I took Dr. Ernest Fokoue’s course Data Mining (STAT 747) in my Master study in RIT and gained tremendous fascinating modern Statistical Machine Learning technique skills. I want to share the marvelous essence of this course and my self-learning and self-reflection towards this course.
This course covers topics such as clustering, classification and regression trees, multiple linear regression under various conditions, logistic regression, PCA and kernel PCA, model-based clustering via mixture of gaussians, spectral clustering, text mining, neural networks, support vector machines, multidimensional scaling, variable selection, model selection, k-means clustering, k-nearest neighbors classifiers, statistical tools for modern machine learning and data mining, naïve Bayes classifiers, variance reduction methods (bagging) and ensemble methods for predictive optimality.
I will show the roadmap of this note in this post and follow the order. Basically, each post contains one essential data mining technique and later I will show some relative examples and exercises based on these methods.
- Supervised Learning
Classification
Regression - Unsupervised Learning
Clustering Analysis
Factor Analysis
Topic Modeling
Recommender System
Application in Statistical Machine Learning
- Handwritten Digit Recognition (MNIST)
- Text Mining
- Credit Scoring
- Disease Diagonostics
- Audio Processing
- Speaker Recognition & Speaker Identification
Computing Tools in R
1 | library(ctv) |
Important Aspects of Machine Learning
Machines Inherently designed to handle p larger than n problems
- Classification and Regression Trees
- Support Vector Machines
- Relevance Vector Machines (n < 500)
- Gaussian Process Learning Machines (n < 500)

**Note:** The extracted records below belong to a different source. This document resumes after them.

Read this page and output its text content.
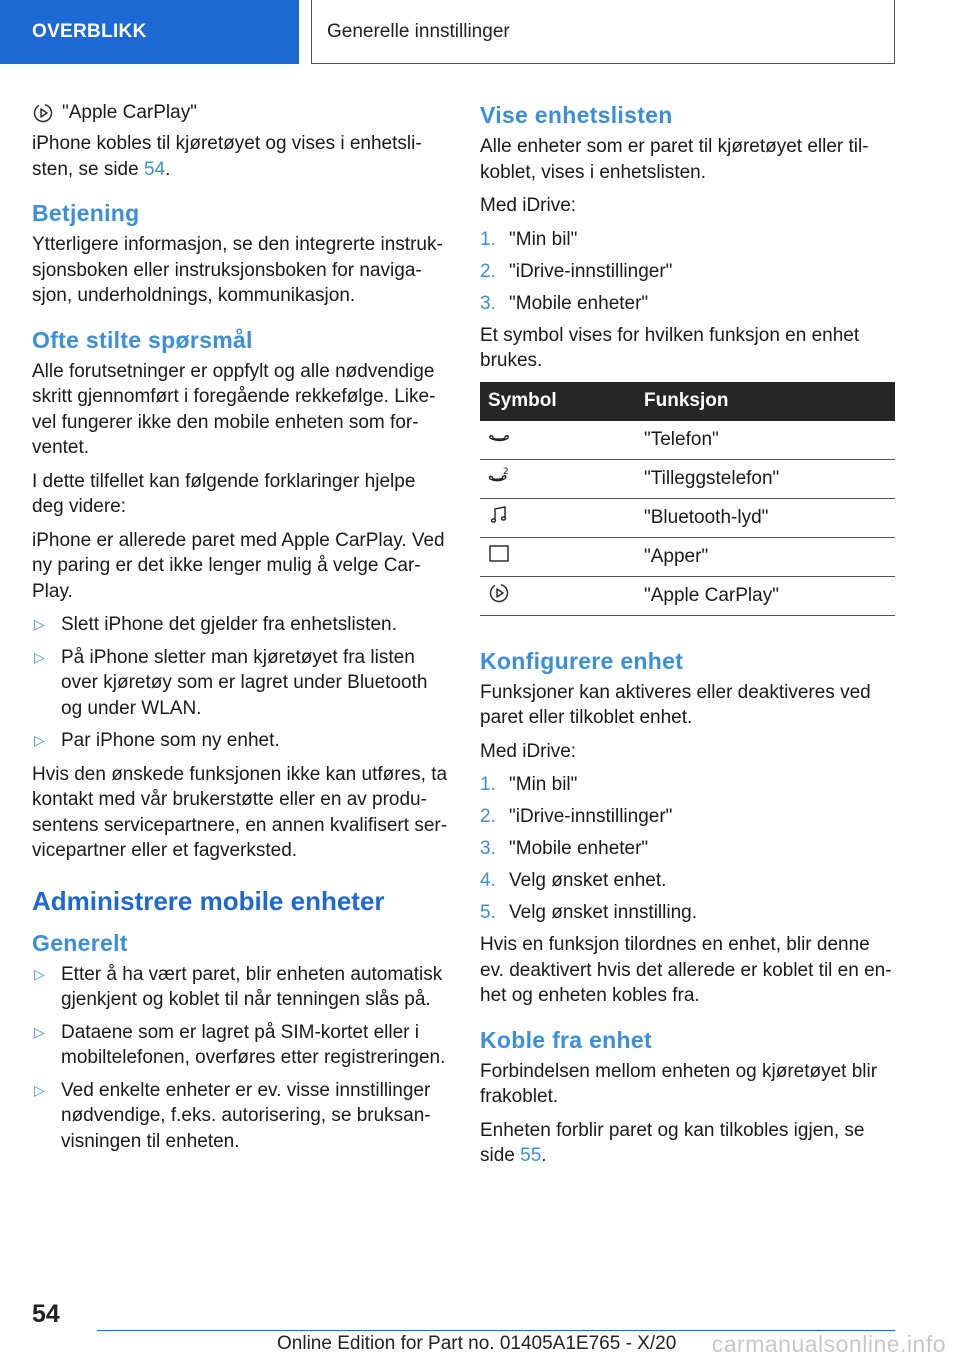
OVERBLIKK	Generelle innstillinger
"Apple CarPlay"

iPhone kobles til kjøretøyet og vises i enhetsli-sten, se side 54.

Betjening

Ytterligere informasjon, se den integrerte instruk-sjonsboken eller instruksjonsboken for naviga-sjon, underholdnings, kommunikasjon.

Ofte stilte spørsmål

Alle forutsetninger er oppfylt og alle nødvendige skritt gjennomført i foregående rekkefølge. Like-vel fungerer ikke den mobile enheten som for-ventet.

I dette tilfellet kan følgende forklaringer hjelpe deg videre:

iPhone er allerede paret med Apple CarPlay. Ved ny paring er det ikke lenger mulig å velge Car-Play.

▷ Slett iPhone det gjelder fra enhetslisten.
▷ På iPhone sletter man kjøretøyet fra listen over kjøretøy som er lagret under Bluetooth og under WLAN.
▷ Par iPhone som ny enhet.

Hvis den ønskede funksjonen ikke kan utføres, ta kontakt med vår brukerstøtte eller en av produ-sentens servicepartnere, en annen kvalifisert ser-vicepartner eller et fagverksted.

Administrere mobile enheter
Generelt
▷ Etter å ha vært paret, blir enheten automatisk gjenkjent og koblet til når tenningen slås på.
▷ Dataene som er lagret på SIM-kortet eller i mobiltelefonen, overføres etter registreringen.
▷ Ved enkelte enheter er ev. visse innstillinger nødvendige, f.eks. autorisering, se bruksan-visningen til enheten.
Vise enhetslisten

Alle enheter som er paret til kjøretøyet eller til-koblet, vises i enhetslisten.

Med iDrive:

1. "Min bil"
2. "iDrive-innstillinger"
3. "Mobile enheter"

Et symbol vises for hvilken funksjon en enhet brukes.

Symbol	Funksjon
	"Telefon"

2	"Tilleggstelefon"
	"Bluetooth-lyd"
	"Apper"
	"Apple CarPlay"
Konfigurere enhet

Funksjoner kan aktiveres eller deaktiveres ved paret eller tilkoblet enhet.

Med iDrive:

1. "Min bil"
2. "iDrive-innstillinger"
3. "Mobile enheter"
4. Velg ønsket enhet.
5. Velg ønsket innstilling.

Hvis en funksjon tilordnes en enhet, blir denne ev. deaktivert hvis det allerede er koblet til en en-het og enheten kobles fra.

Koble fra enhet

Forbindelsen mellom enheten og kjøretøyet blir frakoblet.

Enheten forblir paret og kan tilkobles igjen, se side 55.

54
Online Edition for Part no. 01405A1E765 - X/20 carmanualsonline.info
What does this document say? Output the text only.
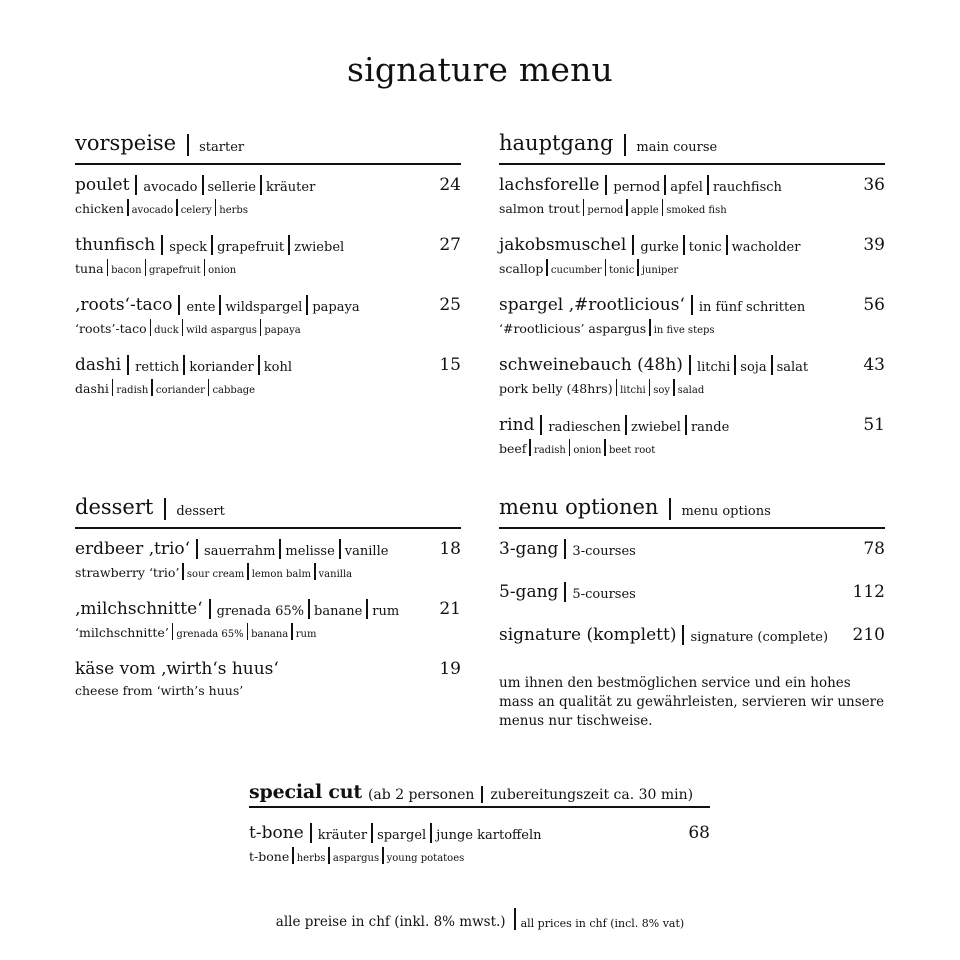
signature menu
vorspeise starter
poulet avocado sellerie kräuter	24
chicken avocado celery herbs
thunfisch speck grapefruit zwiebel	27
tuna bacon grapefruit onion
‚roots‘-taco ente wildspargel papaya	25
‘roots’-taco duck wild aspargus papaya
dashi rettich koriander kohl	15
dashi radish coriander cabbage
hauptgang main course
lachsforelle pernod apfel rauchfisch	36
salmon trout pernod apple smoked fish
jakobsmuschel gurke tonic wacholder	39
scallop cucumber tonic juniper
spargel ‚#rootlicious‘ in fünf schritten	56
‘#rootlicious’ aspargus in five steps
schweinebauch (48h) litchi soja salat	43
pork belly (48hrs) litchi soy salad
rind radieschen zwiebel rande	51
beef radish onion beet root
dessert dessert
erdbeer ‚trio‘ sauerrahm melisse vanille	18
strawberry ‘trio’ sour cream lemon balm vanilla
‚milchschnitte‘ grenada 65% banane rum 21
‘milchschnitte’ grenada 65% banana rum
käse vom ‚wirth‘s huus‘	19
cheese from ‘wirth’s huus’
menu optionen menu options
3-gang 3-courses	78
5-gang 5-courses	112
signature (komplett) signature (complete) 210
um ihnen den bestmöglichen service und ein hohes mass an qualität zu gewährleisten, servieren wir unsere menus nur tischweise.
special cut (ab 2 personen zubereitungszeit ca. 30 min)
t-bone kräuter spargel junge kartoffeln	68
t-bone herbs aspargus young potatoes
alle preise in chf (inkl. 8% mwst.) all prices in chf (incl. 8% vat)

- k-Nearest Neighbors Learning Machines (Watch for the curse of dimensionality)
- Kernel Machines in general
Machines can handle p larger than n problems if regularized with suitable constraints
- Multiple Linear Regression Models
- Generalized Linear Models
- Discriminant Analysis
Ensemble Learning Machines
- Random Subspace Learning Ensembles (Random Forest)
- Boosting and its extensions
Note: Red parts in this Note Series remain questionable and I will update and add explanations for those parts as soon as I figure them out.